Nel 2024, il governo italiano introdurrà riforme fiscali significative, tra cui spicca la modifica della no tax area, una soglia di reddito al di sotto della quale i contribuenti non sono tenuti a versare le tasse. Questa soglia subirà importanti cambiamenti, con l’equiparazione tra pensionati e lavoratori dipendenti, entrambi fissati a 8.500 euro. Questo rappresenta un cambiamento notevole rispetto alle disposizioni attuali.
La no tax area Irpef è una soglia di reddito che esclude dalla tassazione i contribuenti, ma non implica una totale esenzione fiscale. Le detrazioni fiscali giocano un ruolo fondamentale nel ridurre l’imposta dovuta, arrivando a cancellarla completamente entro certi limiti di reddito. Questo meccanismo non permette però il rimborso fiscale, dato che non è stata versata alcuna imposta.
Nel 2024, la soglia no tax per i dipendenti sarà pari a 8.500 euro, allineandosi con quella stabilita per i pensionati. Prima del 2022, la situazione era diversa, con una no tax area di pensionati e lavoratori dipendenti che si attestava sui 7.750 euro. Dal 2022, però, è stato introdotto un cambiamento che ha eliminato questa equiparazione, creando uno squilibrio tra le varie categorie. Attualmente, la soglia di esenzione dalle tasse per i redditi da pensione è superiore rispetto a quella per i lavoratori dipendenti. Tuttavia, con le nuove disposizioni previste per il 2024, si assisterà a una rinnovata equiparazione, indicando un importante aggiornamento nella politica fiscale italiana.
L’obiettivo principale di questa nuova equiparazione introdotta dalla Legge di Bilancio 2024 è semplificare la normativa fiscale, uniformando le categorie di contribuenti. Si prevede anche l’accorpamento delle prime due aliquote IRPEF in un’unica aliquota del 23% fino a 28.000 euro, e un incremento della detrazione per i redditi da lavoro dipendente fino a 15.000 euro, allineando quindi la condizione dei pensionati a quella dei lavoratori dipendenti.

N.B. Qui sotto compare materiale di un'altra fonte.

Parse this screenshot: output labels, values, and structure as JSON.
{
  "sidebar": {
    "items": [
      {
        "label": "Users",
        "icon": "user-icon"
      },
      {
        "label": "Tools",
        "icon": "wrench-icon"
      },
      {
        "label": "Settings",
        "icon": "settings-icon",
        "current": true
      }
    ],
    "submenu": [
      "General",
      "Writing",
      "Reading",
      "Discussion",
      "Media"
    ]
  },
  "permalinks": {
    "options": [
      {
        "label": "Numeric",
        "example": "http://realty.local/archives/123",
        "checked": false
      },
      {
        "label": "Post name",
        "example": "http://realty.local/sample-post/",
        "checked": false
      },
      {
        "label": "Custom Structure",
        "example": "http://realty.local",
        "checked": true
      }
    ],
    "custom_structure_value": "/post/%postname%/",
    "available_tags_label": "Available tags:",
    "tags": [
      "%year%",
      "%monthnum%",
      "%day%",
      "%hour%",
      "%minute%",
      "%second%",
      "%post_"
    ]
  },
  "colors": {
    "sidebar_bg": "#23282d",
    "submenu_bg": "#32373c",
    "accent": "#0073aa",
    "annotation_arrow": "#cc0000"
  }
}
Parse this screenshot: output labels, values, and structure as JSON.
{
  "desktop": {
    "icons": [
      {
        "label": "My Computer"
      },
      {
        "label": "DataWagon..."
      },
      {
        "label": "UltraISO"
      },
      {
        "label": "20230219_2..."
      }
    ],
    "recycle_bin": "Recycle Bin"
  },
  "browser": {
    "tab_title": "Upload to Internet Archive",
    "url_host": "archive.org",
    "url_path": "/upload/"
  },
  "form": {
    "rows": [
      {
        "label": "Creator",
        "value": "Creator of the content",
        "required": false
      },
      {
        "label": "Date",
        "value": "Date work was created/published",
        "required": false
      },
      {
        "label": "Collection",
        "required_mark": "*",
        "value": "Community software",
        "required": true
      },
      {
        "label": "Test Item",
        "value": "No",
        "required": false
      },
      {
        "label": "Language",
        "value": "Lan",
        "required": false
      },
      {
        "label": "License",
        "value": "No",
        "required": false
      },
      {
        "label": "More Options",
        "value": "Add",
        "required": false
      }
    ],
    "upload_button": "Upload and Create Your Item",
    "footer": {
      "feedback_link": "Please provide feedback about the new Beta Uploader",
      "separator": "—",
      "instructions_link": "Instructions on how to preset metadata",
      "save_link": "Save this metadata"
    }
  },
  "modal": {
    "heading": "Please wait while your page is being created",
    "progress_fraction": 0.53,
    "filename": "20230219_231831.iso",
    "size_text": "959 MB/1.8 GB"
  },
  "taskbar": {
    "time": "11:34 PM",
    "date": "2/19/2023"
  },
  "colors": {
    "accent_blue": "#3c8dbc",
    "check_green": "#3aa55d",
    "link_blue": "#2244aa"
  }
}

Il contribuente incapiente è colui che, pur essendo sotto la soglia di reddito esente da tasse, non può richiedere un rimborso fiscale. Questo si verifica perché l’imposta è stata azzerata dalle detrazioni e non vi è stato effettivo versamento di tasse. Le detrazioni fiscali abbassano l’imposta sul reddito e possono portare all’annullamento completo dell’imposta per chi rientra in determinati limiti di reddito. In presenza di detrazioni, se l’imposta è azzerata, non si apre la possibilità di richiedere un rimborso fiscale, poiché non si è proceduto al versamento di alcuna imposta.